La explosión de violencia estructural revela el fracaso del Estado, en un país con poca movilidad social, desigualdad desenfrenada y más de 52 millones de personas pobres, dice Jusidman. "La violencia se ha establecido como un mecanismo válido de resolución de conflictos y crea relaciones de poder entre los agresores y las víctimas, al final nadie nace violento, todo se aprende", agrega el especialista.

"Por primera vez me sentí poderoso, estaba con el banda pesada del barrio, los que mataron, en realidad vendieron drogas y gobernaron ", dice Miguel, sobre su decisión de unirse a un cartel que controla la parte norte del Estado de México, en el centro del país, con 17 años". Entonces vi por primera vez. Una vez que torturaron a alguien, les cortaron la lengua, los dedos y las orejas y luego comenzaron a reír, "Miguel dice con incredulidad". Madre puta, obviamente me asustó ", confiesa. Cuando era su turno, le temblaba la mano, pero no pude mostrar sus sentimientos:" Si no lo hiciera, me matarían ".

"Somos una sociedad cada vez más sedienta de un espectáculo cada vez más violento y eso tiene un efecto sobre los crímenes que vemos", dice Anel Gómez, psicólogo de la Universidad Nacional Autónoma de México (UNAM). "Ya no es suficiente matar, hay que decapitar o disolver en ácido para llamar la atención", dice Rogelio Flores, investigador de la UNAM. "Se habla mucho sobre la normalización de la violencia, pero estamos totalmente en una etapa de desensibilización: ya no nos causa nada, a veces incluso nos entretiene", agrega Flores.

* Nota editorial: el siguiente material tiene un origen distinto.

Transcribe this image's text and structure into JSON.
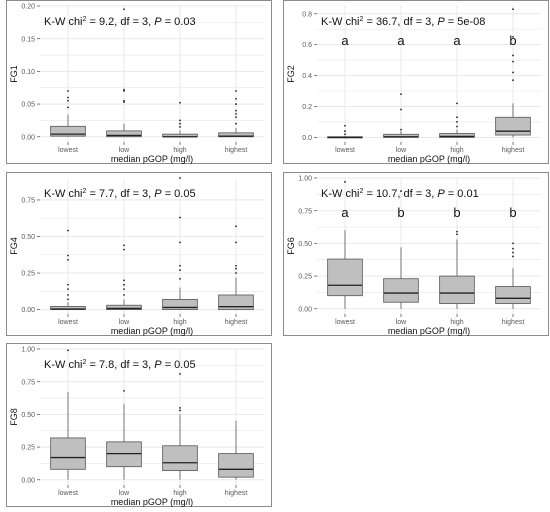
{
  "colors": {
    "box_fill": "#bfbfbf",
    "box_stroke": "#555555",
    "median": "#222222",
    "grid": "#e8e8e8",
    "panel_border": "#8c8c8c",
    "text": "#111111",
    "tick_text": "#5a5a5a"
  },
  "chart_data": [
    {
      "type": "boxplot",
      "panel": "FG1",
      "ylabel": "FG1",
      "xlabel": "median pGOP (mg/l)",
      "annotation": {
        "prefix": "K-W chi",
        "sup": "2",
        "mid": " = 9.2, df = 3, ",
        "p_label": "P",
        "p_value": " = 0.03"
      },
      "categories": [
        "lowest",
        "low",
        "high",
        "highest"
      ],
      "yticks": [
        "0.00",
        "0.05",
        "0.10",
        "0.15",
        "0.20"
      ],
      "ylim": [
        -0.008,
        0.2
      ],
      "grid": true,
      "letters": [],
      "boxes": [
        {
          "q1": 0.001,
          "median": 0.004,
          "q3": 0.016,
          "lower": 0.0,
          "upper": 0.034,
          "outliers": [
            0.045,
            0.055,
            0.06,
            0.07
          ]
        },
        {
          "q1": 0.0,
          "median": 0.002,
          "q3": 0.009,
          "lower": 0.0,
          "upper": 0.02,
          "outliers": [
            0.053,
            0.055,
            0.07,
            0.072,
            0.195
          ]
        },
        {
          "q1": 0.0,
          "median": 0.0,
          "q3": 0.004,
          "lower": 0.0,
          "upper": 0.01,
          "outliers": [
            0.015,
            0.02,
            0.025,
            0.052
          ]
        },
        {
          "q1": 0.0,
          "median": 0.001,
          "q3": 0.006,
          "lower": 0.0,
          "upper": 0.013,
          "outliers": [
            0.02,
            0.03,
            0.035,
            0.04,
            0.05,
            0.058,
            0.07
          ]
        }
      ]
    },
    {
      "type": "boxplot",
      "panel": "FG2",
      "ylabel": "FG2",
      "xlabel": "median pGOP (mg/l)",
      "annotation": {
        "prefix": "K-W chi",
        "sup": "2",
        "mid": " = 36.7, df = 3, ",
        "p_label": "P",
        "p_value": " = 5e-08"
      },
      "categories": [
        "lowest",
        "low",
        "high",
        "highest"
      ],
      "yticks": [
        "0.0",
        "0.2",
        "0.4",
        "0.6",
        "0.8"
      ],
      "ylim": [
        -0.03,
        0.85
      ],
      "grid": true,
      "letters": [
        "a",
        "a",
        "a",
        "b"
      ],
      "boxes": [
        {
          "q1": 0.0,
          "median": 0.0,
          "q3": 0.004,
          "lower": 0.0,
          "upper": 0.01,
          "outliers": [
            0.02,
            0.04,
            0.075
          ]
        },
        {
          "q1": 0.0,
          "median": 0.004,
          "q3": 0.02,
          "lower": 0.0,
          "upper": 0.04,
          "outliers": [
            0.05,
            0.18,
            0.28
          ]
        },
        {
          "q1": 0.0,
          "median": 0.006,
          "q3": 0.025,
          "lower": 0.0,
          "upper": 0.05,
          "outliers": [
            0.07,
            0.1,
            0.13,
            0.22
          ]
        },
        {
          "q1": 0.015,
          "median": 0.04,
          "q3": 0.13,
          "lower": 0.0,
          "upper": 0.22,
          "outliers": [
            0.37,
            0.42,
            0.49,
            0.53,
            0.65,
            0.83
          ]
        }
      ]
    },
    {
      "type": "boxplot",
      "panel": "FG4",
      "ylabel": "FG4",
      "xlabel": "median pGOP (mg/l)",
      "annotation": {
        "prefix": "K-W chi",
        "sup": "2",
        "mid": " = 7.7, df = 3, ",
        "p_label": "P",
        "p_value": " = 0.05"
      },
      "categories": [
        "lowest",
        "low",
        "high",
        "highest"
      ],
      "yticks": [
        "0.00",
        "0.25",
        "0.50",
        "0.75"
      ],
      "ylim": [
        -0.03,
        0.9
      ],
      "grid": true,
      "letters": [],
      "boxes": [
        {
          "q1": 0.0,
          "median": 0.004,
          "q3": 0.022,
          "lower": 0.0,
          "upper": 0.05,
          "outliers": [
            0.07,
            0.1,
            0.14,
            0.17,
            0.34,
            0.37,
            0.54
          ]
        },
        {
          "q1": 0.0,
          "median": 0.008,
          "q3": 0.03,
          "lower": 0.0,
          "upper": 0.07,
          "outliers": [
            0.1,
            0.14,
            0.17,
            0.2,
            0.41,
            0.44
          ]
        },
        {
          "q1": 0.0,
          "median": 0.015,
          "q3": 0.07,
          "lower": 0.0,
          "upper": 0.15,
          "outliers": [
            0.21,
            0.27,
            0.3,
            0.46,
            0.63,
            0.9
          ]
        },
        {
          "q1": 0.0,
          "median": 0.02,
          "q3": 0.1,
          "lower": 0.0,
          "upper": 0.22,
          "outliers": [
            0.25,
            0.28,
            0.3,
            0.46,
            0.57
          ]
        }
      ]
    },
    {
      "type": "boxplot",
      "panel": "FG6",
      "ylabel": "FG6",
      "xlabel": "median pGOP (mg/l)",
      "annotation": {
        "prefix": "K-W chi",
        "sup": "2",
        "mid": " = 10.7, df = 3, ",
        "p_label": "P",
        "p_value": " = 0.01"
      },
      "categories": [
        "lowest",
        "low",
        "high",
        "highest"
      ],
      "yticks": [
        "0.00",
        "0.25",
        "0.50",
        "0.75",
        "1.00"
      ],
      "ylim": [
        -0.04,
        1.0
      ],
      "grid": true,
      "letters": [
        "a",
        "b",
        "b",
        "b"
      ],
      "boxes": [
        {
          "q1": 0.1,
          "median": 0.18,
          "q3": 0.38,
          "lower": 0.0,
          "upper": 0.6,
          "outliers": [
            0.97
          ]
        },
        {
          "q1": 0.05,
          "median": 0.12,
          "q3": 0.23,
          "lower": 0.0,
          "upper": 0.47,
          "outliers": [
            0.9
          ]
        },
        {
          "q1": 0.04,
          "median": 0.12,
          "q3": 0.25,
          "lower": 0.0,
          "upper": 0.53,
          "outliers": [
            0.57,
            0.59
          ]
        },
        {
          "q1": 0.04,
          "median": 0.08,
          "q3": 0.17,
          "lower": 0.0,
          "upper": 0.31,
          "outliers": [
            0.4,
            0.43,
            0.46,
            0.5
          ]
        }
      ]
    },
    {
      "type": "boxplot",
      "panel": "FG8",
      "ylabel": "FG8",
      "xlabel": "median pGOP (mg/l)",
      "annotation": {
        "prefix": "K-W chi",
        "sup": "2",
        "mid": " = 7.8, df = 3, ",
        "p_label": "P",
        "p_value": " = 0.05"
      },
      "categories": [
        "lowest",
        "low",
        "high",
        "highest"
      ],
      "yticks": [
        "0.00",
        "0.25",
        "0.50",
        "0.75",
        "1.00"
      ],
      "ylim": [
        -0.04,
        1.0
      ],
      "grid": true,
      "letters": [],
      "boxes": [
        {
          "q1": 0.08,
          "median": 0.17,
          "q3": 0.32,
          "lower": 0.0,
          "upper": 0.67,
          "outliers": [
            0.99
          ]
        },
        {
          "q1": 0.1,
          "median": 0.2,
          "q3": 0.29,
          "lower": 0.0,
          "upper": 0.58,
          "outliers": [
            0.68
          ]
        },
        {
          "q1": 0.07,
          "median": 0.13,
          "q3": 0.26,
          "lower": 0.0,
          "upper": 0.5,
          "outliers": [
            0.53,
            0.55,
            0.81
          ]
        },
        {
          "q1": 0.02,
          "median": 0.08,
          "q3": 0.2,
          "lower": 0.0,
          "upper": 0.45,
          "outliers": []
        }
      ]
    }
  ]
}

Y eso hace que el umbral de lo que se puede esperar sea desconocido.

La contratación de menores es una ventaja para los carteles, pueden hacer trabajos sucios y enfrentar sanciones reducidas. Pero también hay un juego de masculinidades tóxicas que explica en gran medida por qué los hombres asumen el doble papel de víctimas y perpetradores. "Explota una figura del macho dominante, si lloras, si dudas, si tienes miedo y no eres lo suficientemente hombre", dice Saskia Niño de Rivera, director de Reinserta. organización. Y las recompensas se prometen en ese mismo registro. "Cuando atraparon un capó, todo lo que pensé fue sobre todas las mujeres y el dinero que tenían", dice Kevin. "Y al mismo tiempo, seguían diciéndome que era" bueno para nada ", que" iba a morir pobre "y era ese coraje que solía golpear más fuerte, no pensar ", agrega. El coraje era el de un niño que había sufrido el abandono de sus padres, el de un adolescente que había crecido sin oportunidades y el del hombre que creía que debería ser. "Esa es la clave de cómo se transmite de generación en generación", complementa Flores.

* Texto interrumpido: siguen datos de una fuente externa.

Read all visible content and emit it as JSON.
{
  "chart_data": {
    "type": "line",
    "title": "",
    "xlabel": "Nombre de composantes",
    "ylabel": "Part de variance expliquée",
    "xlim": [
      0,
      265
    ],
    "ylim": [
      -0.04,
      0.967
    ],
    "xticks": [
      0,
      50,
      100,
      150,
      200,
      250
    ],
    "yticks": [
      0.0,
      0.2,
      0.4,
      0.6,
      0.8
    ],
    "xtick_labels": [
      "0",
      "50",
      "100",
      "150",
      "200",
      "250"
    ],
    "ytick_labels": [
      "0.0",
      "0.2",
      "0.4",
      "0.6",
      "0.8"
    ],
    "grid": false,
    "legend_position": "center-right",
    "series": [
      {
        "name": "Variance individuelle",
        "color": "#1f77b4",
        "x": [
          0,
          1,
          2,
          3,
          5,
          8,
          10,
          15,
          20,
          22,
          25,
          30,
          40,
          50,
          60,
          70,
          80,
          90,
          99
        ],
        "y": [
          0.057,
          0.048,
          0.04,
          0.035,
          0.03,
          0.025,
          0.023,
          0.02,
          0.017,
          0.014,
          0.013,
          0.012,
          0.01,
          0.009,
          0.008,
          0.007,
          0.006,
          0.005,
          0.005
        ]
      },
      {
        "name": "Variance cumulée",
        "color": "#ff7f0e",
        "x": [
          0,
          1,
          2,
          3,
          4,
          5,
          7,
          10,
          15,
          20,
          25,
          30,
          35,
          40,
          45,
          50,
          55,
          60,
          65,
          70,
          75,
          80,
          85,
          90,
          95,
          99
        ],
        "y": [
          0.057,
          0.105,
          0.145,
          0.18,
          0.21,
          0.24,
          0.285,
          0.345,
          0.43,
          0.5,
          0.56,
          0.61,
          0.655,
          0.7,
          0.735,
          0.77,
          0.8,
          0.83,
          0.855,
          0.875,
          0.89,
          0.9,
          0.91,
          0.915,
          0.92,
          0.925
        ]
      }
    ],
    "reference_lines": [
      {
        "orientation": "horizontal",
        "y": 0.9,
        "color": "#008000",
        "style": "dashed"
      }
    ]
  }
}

Las líneas que marcan el inicio de la violencia y los efectos sobre la salud mental de la población son difusas. Y aunque los efectos son palpables, México aún no conoce la dimensión del problema, dice Ramos. "No estamos preparados como país para enfrentar este problema", lamenta el investigador. Sin suficiente personal capacitado o infraestructura o estrategias de prevención o atención a víctimas y agresores.

En una cadena de transmisión de la violencia machista y familiar a la violencia estructural, después de romper el récord de homicidios por segundo año consecutivo, los niveles de violencia letal son tan altos que han estancado la esperanza de vida de los hombres y hombres del país. Han aumentado los años bajo la sensación de vulnerabilidad en ambos sexos, según una serie de investigaciones de la Universidad de California. "Me salvó la vida que me encerraron, tal vez hubiera terminado en un ataúd, como otros", dice Miguel, quien, como Kevin, tuvo una segunda oportunidad. Esa oportunidad no llegó para 95,000 jóvenes que murieron en los últimos 13 años.